Other PoS devices face similar challenges. For instance, while DotPay’s machine meets the GPS requirement, it falls short on software, still running on Android OS v7.2. PalmPay’s Touch PoS device does not even operate on Android at all. This points to a deeper systemic problem: compliance depends not only on hardware but also on outdated operating systems.
The new guideline has fueled significant uncertainty among mobile money operators. Executives at Moniepoint and Opay told BusinessDay they are still reviewing the policy document to fully grasp its implications.
A Moniepoint source explained that the company is working with technical partners and terminal manufacturers to explore transition options, while Opay is considering whether software upgrades alone could deliver compliance.

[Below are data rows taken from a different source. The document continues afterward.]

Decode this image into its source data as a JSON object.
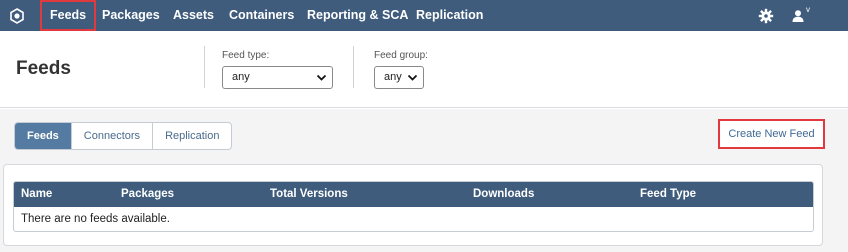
{
  "nav": {
    "items": [
      "Feeds",
      "Packages",
      "Assets",
      "Containers",
      "Reporting & SCA",
      "Replication"
    ],
    "active": "Feeds",
    "user_caret": "v"
  },
  "header": {
    "title": "Feeds",
    "feed_type": {
      "label": "Feed type:",
      "value": "any"
    },
    "feed_group": {
      "label": "Feed group:",
      "value": "any"
    }
  },
  "tabs": [
    "Feeds",
    "Connectors",
    "Replication"
  ],
  "active_tab": "Feeds",
  "create_button": "Create New Feed",
  "table": {
    "columns": [
      "Name",
      "Packages",
      "Total Versions",
      "Downloads",
      "Feed Type"
    ],
    "empty_message": "There are no feeds available."
  },
  "colors": {
    "nav_bg": "#3f5c7d",
    "highlight": "#e0393e",
    "tab_active": "#557ba2"
  },
  "icons": [
    "logo-icon",
    "gear-icon",
    "user-icon",
    "chevron-down-icon"
  ]
}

Mounting concerns among agents
The uncertainty is already breeding unease among PoS agents. Speaking with BusinessDay, David Abiodun, Lagos State Chairman of the Association of Mobile Money and Bank Agents of Nigeria (AMMBAN), explained,
“Although we anticipated it, we also recognise that this regulation will create significant challenges in the system.”

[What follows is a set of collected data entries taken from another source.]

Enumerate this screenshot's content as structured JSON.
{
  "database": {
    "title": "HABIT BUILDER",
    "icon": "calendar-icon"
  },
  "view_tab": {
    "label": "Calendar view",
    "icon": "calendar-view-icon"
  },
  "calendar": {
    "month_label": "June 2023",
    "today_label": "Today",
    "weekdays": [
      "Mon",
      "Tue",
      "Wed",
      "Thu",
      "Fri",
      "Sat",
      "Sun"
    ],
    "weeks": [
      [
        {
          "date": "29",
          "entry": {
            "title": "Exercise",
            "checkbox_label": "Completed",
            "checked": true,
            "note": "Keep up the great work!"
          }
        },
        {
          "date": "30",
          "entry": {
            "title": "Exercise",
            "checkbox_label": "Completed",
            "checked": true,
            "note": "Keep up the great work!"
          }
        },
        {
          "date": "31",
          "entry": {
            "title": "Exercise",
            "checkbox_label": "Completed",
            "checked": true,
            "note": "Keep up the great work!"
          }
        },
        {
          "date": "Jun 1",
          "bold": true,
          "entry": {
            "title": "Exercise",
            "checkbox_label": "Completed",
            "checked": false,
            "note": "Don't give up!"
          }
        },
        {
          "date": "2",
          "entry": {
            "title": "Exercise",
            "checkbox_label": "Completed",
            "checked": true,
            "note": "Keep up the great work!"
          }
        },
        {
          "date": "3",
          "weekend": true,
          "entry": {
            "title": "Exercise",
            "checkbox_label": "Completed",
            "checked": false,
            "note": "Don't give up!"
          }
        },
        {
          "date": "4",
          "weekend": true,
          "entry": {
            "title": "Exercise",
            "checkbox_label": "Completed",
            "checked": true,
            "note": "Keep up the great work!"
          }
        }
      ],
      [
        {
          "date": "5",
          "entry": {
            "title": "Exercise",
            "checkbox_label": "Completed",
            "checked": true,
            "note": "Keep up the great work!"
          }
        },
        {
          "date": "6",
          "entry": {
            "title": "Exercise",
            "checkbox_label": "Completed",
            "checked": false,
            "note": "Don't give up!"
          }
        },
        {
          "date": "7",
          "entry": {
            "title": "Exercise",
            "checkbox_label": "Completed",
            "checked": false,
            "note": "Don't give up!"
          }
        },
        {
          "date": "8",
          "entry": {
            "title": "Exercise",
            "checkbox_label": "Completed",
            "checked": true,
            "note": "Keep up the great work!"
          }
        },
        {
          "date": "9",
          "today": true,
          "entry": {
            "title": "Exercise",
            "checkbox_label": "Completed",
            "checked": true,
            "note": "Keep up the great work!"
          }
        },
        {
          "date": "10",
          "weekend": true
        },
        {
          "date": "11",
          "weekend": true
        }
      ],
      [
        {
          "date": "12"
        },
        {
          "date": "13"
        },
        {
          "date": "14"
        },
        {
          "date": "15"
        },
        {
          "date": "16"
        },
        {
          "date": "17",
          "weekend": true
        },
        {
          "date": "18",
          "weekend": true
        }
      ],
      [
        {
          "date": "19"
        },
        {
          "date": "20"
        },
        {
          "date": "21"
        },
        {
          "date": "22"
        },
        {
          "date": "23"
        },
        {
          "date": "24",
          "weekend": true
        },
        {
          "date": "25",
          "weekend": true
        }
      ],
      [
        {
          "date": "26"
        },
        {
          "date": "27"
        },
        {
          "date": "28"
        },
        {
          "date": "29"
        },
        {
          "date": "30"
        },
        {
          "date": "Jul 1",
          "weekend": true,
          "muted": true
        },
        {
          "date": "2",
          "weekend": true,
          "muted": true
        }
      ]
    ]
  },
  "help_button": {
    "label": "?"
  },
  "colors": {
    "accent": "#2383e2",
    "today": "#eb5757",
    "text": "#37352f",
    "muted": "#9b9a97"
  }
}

Abiodun stressed that while the association had prior awareness of the Central Bank of Nigeria’s (CBN) intentions, agents were not meaningfully consulted before the policy was announced. He recalled attending a meeting in Ikoyi about six weeks ago where the issue of geo-tagging was discussed with the CBN, noting:
“We told them clearly: before you implement geo-tagging, several things need to be put in place. If those issues are not addressed and the policy is implemented and enforced prematurely, then I am afraid we will encounter serious challenges.”
The stakes for Nigeria’s payment ecosystem
With just 55 days left before the geo-tagging deadline, agents complain of radio silence from their Mobile Money Operators (MMOs). Interviews with PoS operators across Lagos reveal that many have not received any official communication or instruction to re-register their devices in line with the new requirements.
One agent remarked bluntly: “Nothing of such.” Abiodun corroborated this, adding, “As far as I know, there is nothing like that yet, to be candid with you.”
The stakes are high. In the first quarter of 2025 alone, over N10.5 trillion worth of transactions were conducted through PoS terminals. In all of 2024, PoS transactions hit N18.32 trillion. Essentially, these figures have cemented their place as a critical pillar of Nigeria’s payment ecosystem. This growth has come alongside a decline in ATM usage, reflecting a structural shift in how Nigerians access cash and digital financial services.
A BusinessDay review of multiple PoS machines found that none currently comply with the new CBN regulations, raising fresh uncertainty across the payment ecosystem. While the directive aligns with global best practices for security and traceability, its implementation challenges risk triggering a widespread disruption, or even a shutdown, of the PoS network if not urgently addressed.